Editorial im Evangelischen Sonntagsblatt von Inge Wollschläger

Manche „Freundschaftsdienste“ tragen erstaunliche Früchte. Aus „ein bisschen“ Fensterputzen und Saubermachen der Wohnung eines Freundes wurde ein Putzerlebnis der besonderen Art. 

Das Säubern von Wohnräumen, das Aufräumen und Sortieren ist vielen von uns sicherlich vertraut. Weniger vertraut hingegen ist es, es nicht für uns selbst zu tun. Doch ein Freund fragte, ob wir ihm nicht helfen könnten. Die Arbeit in Haus und Hof wuchs ihm nach einem schweren Krankheitsfall über den Kopf. Er kam einfach nicht mehr hinterher: Staubflusen und Wollmäuse vermehrten sich in fröhlichen Urständen und die Fenster trübten ein. 

Und so rücken meine Freundin und ich an, um ihm das Leben ein wenig zu erleichtern. Wir begannen Vorhänge zu waschen, Staubflusen aus den Ecken zu kehren und stumpfen Möbeln mit Politur „neues Leben“ einzuhauchen. Es war ein Akt der Hingabe, als wir die Wohnung aus einem Dornröschenschlaf weckten. 

Unter Hingabe – so kann man im Lexikon lesen – versteht man den von rückhaltloser innerer Beteiligung geprägten Einsatz eines Menschen für eine Angelegenheit oder eine Person. Wir verloren uns beim „Feudeln“ für den guten Zweck. Wir fühlen uns ganz im „Hier und Jetzt“. So  oft suchen wir nach diesem
Moment, des „im Augenblick Lebens“. Manche zahlen viel Geld, um ein solches Erlebnis zu haben. Yoga, Medita-tionskurse oder autogenes Training sollen helfen. Ebenso wir teure Ratgeber oder Vorträge mit klugen Tipps und Tricks gegen die oftmals herrschende innere Leere. 

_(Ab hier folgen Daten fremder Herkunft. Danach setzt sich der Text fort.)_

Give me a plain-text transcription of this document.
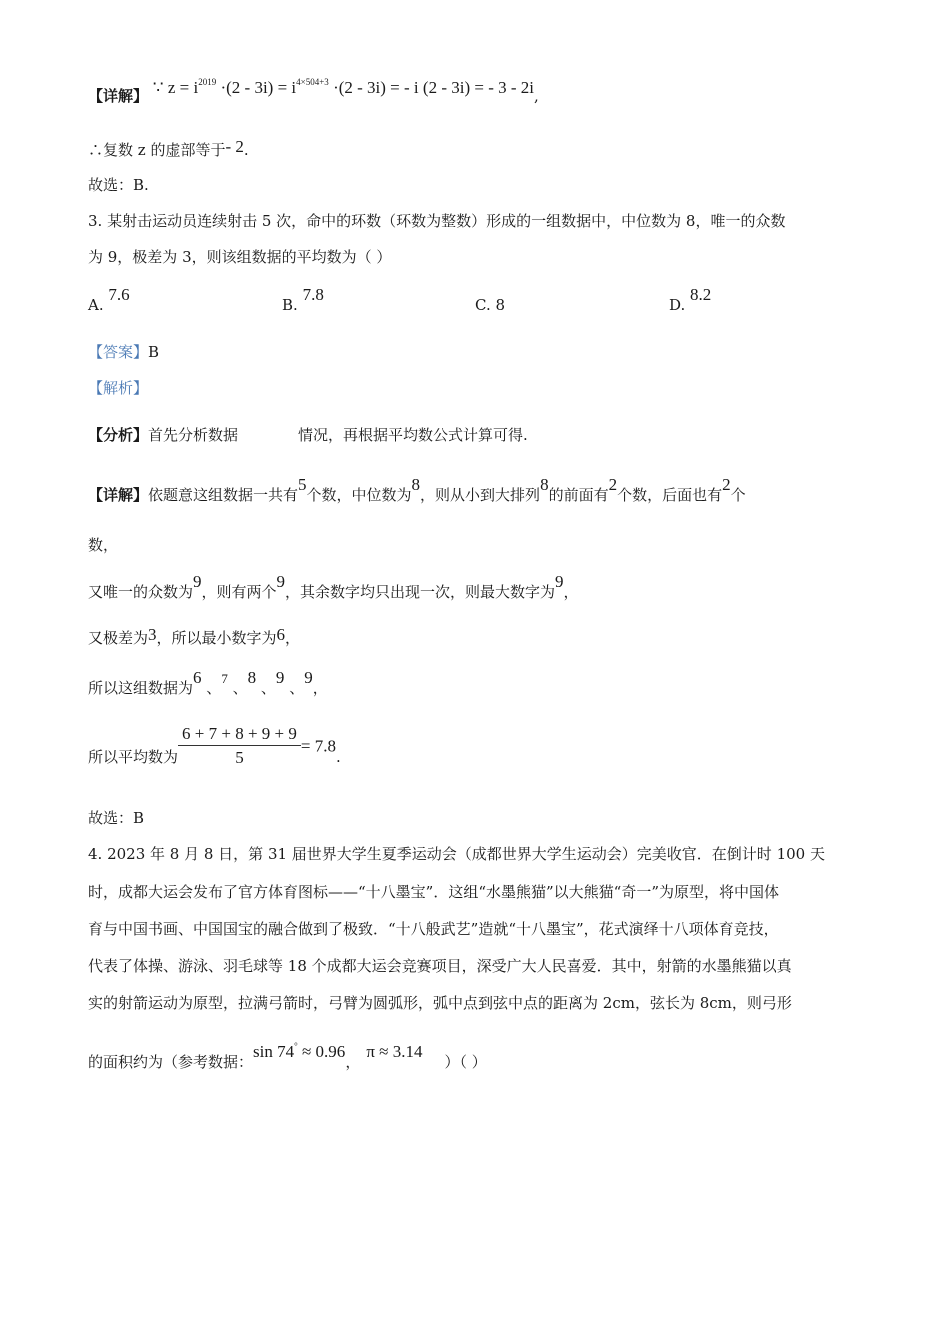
【详解】 ∵ $z = i^{2019} \cdot(2 - 3i) = i^{4\times 504+3} \cdot(2 - 3i)$ = - i (2 - 3i) = - 3 - 2i,
∴复数 z 的虚部等于- 2.
故选：B.
3. 某射击运动员连续射击 5 次，命中的环数（环数为整数）形成的一组数据中，中位数为 8，唯一的众数
为 9，极差为 3，则该组数据的平均数为（ ）
A. 7.6
B. 7.8
C. 8	D. 8.2
【答案】B
【解析】
【分析】首先分析数据	情况，再根据平均数公式计算可得.
【详解】依题意这组数据一共有5个数，中位数为8，则从小到大排列8的前面有2个数，后面也有2个
数，
又唯一的众数为9，则有两个9，其余数字均只出现一次，则最大数字为9，
又极差为3，所以最小数字为6，
所以这组数据为6 、7 、8 、9 、9，
所以平均数为 $\frac{6 + 7 + 8 + 9 + 9}{5} = 7.8$.
故选：B
4. 2023 年 8 月 8 日，第 31 届世界大学生夏季运动会（成都世界大学生运动会）完美收官．在倒计时 100 天
时，成都大运会发布了官方体育图标——“十八墨宝”．这组“水墨熊猫”以大熊猫“奇一”为原型，将中国体
育与中国书画、中国国宝的融合做到了极致．“十八般武艺”造就“十八墨宝”，花式演绎十八项体育竞技，
代表了体操、游泳、羽毛球等 18 个成都大运会竞赛项目，深受广大人民喜爱．其中，射箭的水墨熊猫以真
实的射箭运动为原型，拉满弓箭时，弓臂为圆弧形，弧中点到弦中点的距离为 2cm，弦长为 8cm，则弓形
的面积约为（参考数据：sin 74° ≈ 0.96，π ≈ 3.14）（ ）
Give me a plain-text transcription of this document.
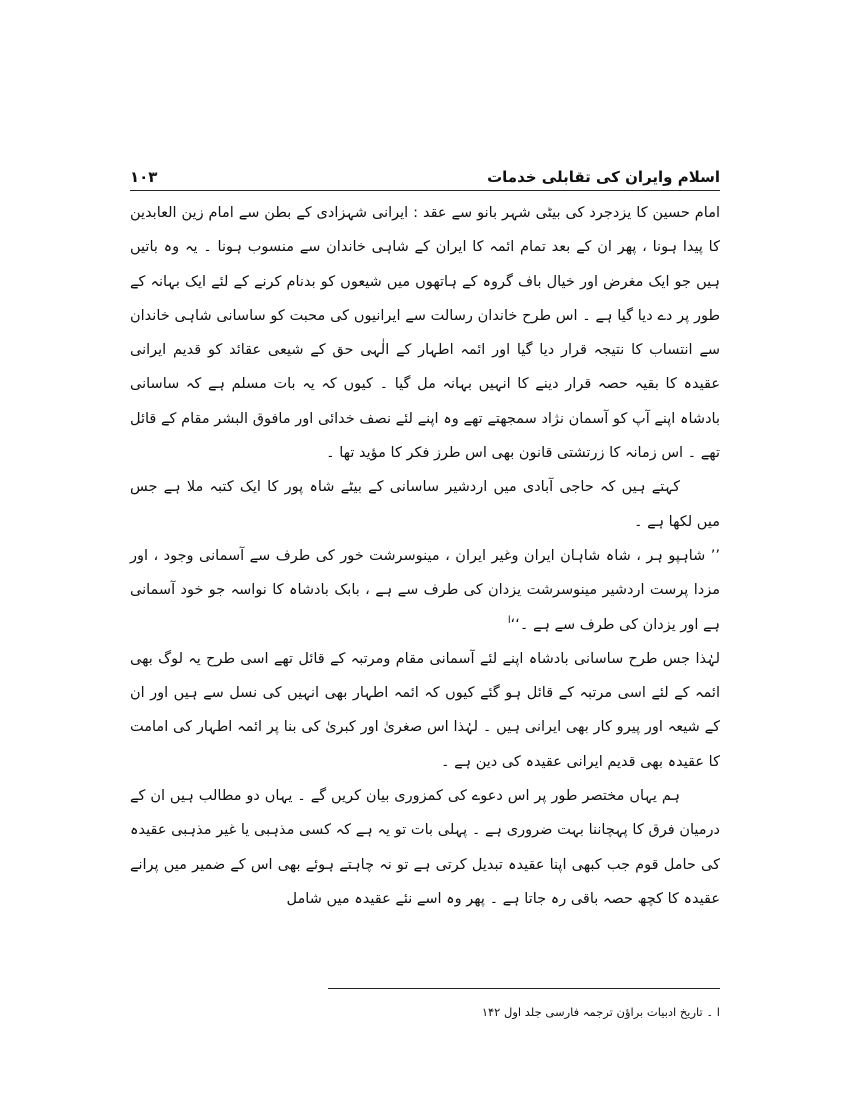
اسلام وایران کی تقابلی خدمات
۱۰۳

امام حسین کا یزدجرد کی بیٹی شہر بانو سے عقد : ایرانی شہزادی کے بطن سے امام زین العابدین کا پیدا ہونا ، پھر ان کے بعد تمام ائمہ کا ایران کے شاہی خاندان سے منسوب ہونا ۔ یہ وہ باتیں ہیں جو ایک مغرض اور خیال باف گروہ کے ہاتھوں میں شیعوں کو بدنام کرنے کے لئے ایک بہانہ کے طور پر دے دیا گیا ہے ۔ اس طرح خاندان رسالت سے ایرانیوں کی محبت کو ساسانی شاہی خاندان سے انتساب کا نتیجہ قرار دیا گیا اور ائمہ اطہار کے الٰہی حق کے شیعی عقائد کو قدیم ایرانی عقیدہ کا بقیہ حصہ قرار دینے کا انہیں بہانہ مل گیا ۔ کیوں کہ یہ بات مسلم ہے کہ ساسانی بادشاہ اپنے آپ کو آسمان نژاد سمجھتے تھے وہ اپنے لئے نصف خدائی اور مافوق البشر مقام کے قائل تھے ۔ اس زمانہ کا زرتشتی قانون بھی اس طرز فکر کا مؤید تھا ۔

کہتے ہیں کہ حاجی آبادی میں اردشیر ساسانی کے بیٹے شاہ پور کا ایک کتبہ ملا ہے جس میں لکھا ہے ۔

’’ شاہپو ہر ، شاہ شاہان ایران وغیر ایران ، مینوسرشت خور کی طرف سے آسمانی وجود ، اور مزدا پرست اردشیر مینوسرشت یزدان کی طرف سے ہے ، بابک بادشاہ کا نواسہ جو خود آسمانی ہے اور یزدان کی طرف سے ہے ۔‘‘$^ا$

لہٰذا جس طرح ساسانی بادشاہ اپنے لئے آسمانی مقام ومرتبہ کے قائل تھے اسی طرح یہ لوگ بھی ائمہ کے لئے اسی مرتبہ کے قائل ہو گئے کیوں کہ ائمہ اطہار بھی انہیں کی نسل سے ہیں اور ان کے شیعہ اور پیرو کار بھی ایرانی ہیں ۔ لہٰذا اس صغریٰ اور کبریٰ کی بنا پر ائمہ اطہار کی امامت کا عقیدہ بھی قدیم ایرانی عقیدہ کی دین ہے ۔

ہم یہاں مختصر طور پر اس دعوے کی کمزوری بیان کریں گے ۔ یہاں دو مطالب ہیں ان کے درمیان فرق کا پہچاننا بہت ضروری ہے ۔ پہلی بات تو یہ ہے کہ کسی مذہبی یا غیر مذہبی عقیدہ کی حامل قوم جب کبھی اپنا عقیدہ تبدیل کرتی ہے تو نہ چاہتے ہوئے بھی اس کے ضمیر میں پرانے عقیدہ کا کچھ حصہ باقی رہ جاتا ہے ۔ پھر وہ اسے نئے عقیدہ میں شامل

ا ۔ تاریخ ادبیات براؤن ترجمہ فارسی جلد اول ۱۴۲
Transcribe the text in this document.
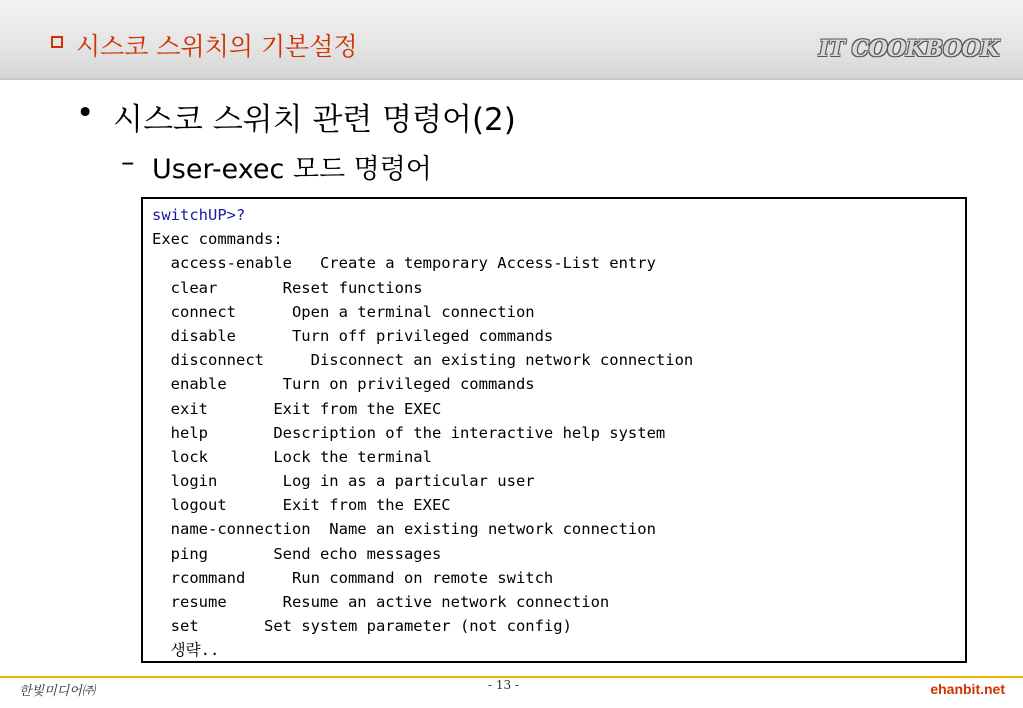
시스코 스위치의 기본설정	IT COOKBOOK
• 시스코 스위치 관련 명령어(2)
– User-exec 모드 명령어
switchUP>?
Exec commands:
access-enable   Create a temporary Access-List entry
clear       Reset functions
connect      Open a terminal connection
disable      Turn off privileged commands
disconnect     Disconnect an existing network connection
enable      Turn on privileged commands
exit       Exit from the EXEC
help       Description of the interactive help system
lock       Lock the terminal
login       Log in as a particular user
logout      Exit from the EXEC
name-connection  Name an existing network connection
ping       Send echo messages
rcommand     Run command on remote switch
resume      Resume an active network connection
set       Set system parameter (not config)
생략..
한빛미디어㈜	- 13 -	ehanbit.net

Wir hingegen brauchten alle diese Ratgeber und Anweisungen an diesem Tag nicht. Es braucht nicht viel, um im „Hier und Jetzt“ anzukommen: Hinschauen, der Wille und ein Projekt, in dem man sich verlieren kann. Manchmal reicht – wie in unserem Fall – ein Putzlappen und ein Freund, den man sehr mag. 

Wir gaben den Dingen die Liebe und Aufmerksamkeit – neben Wasser, Staubtuch und Putzmittel – die sie „verdienen“. Nach und nach verhalfen wir „verschlafenen Schönheiten“ zu ihrem alten Glanz.

Abends sanken wir ermattet auf das Sofa und blickten uns zufrieden um. Alles war wunderbar, sauber und gut. Wir waren glücklich.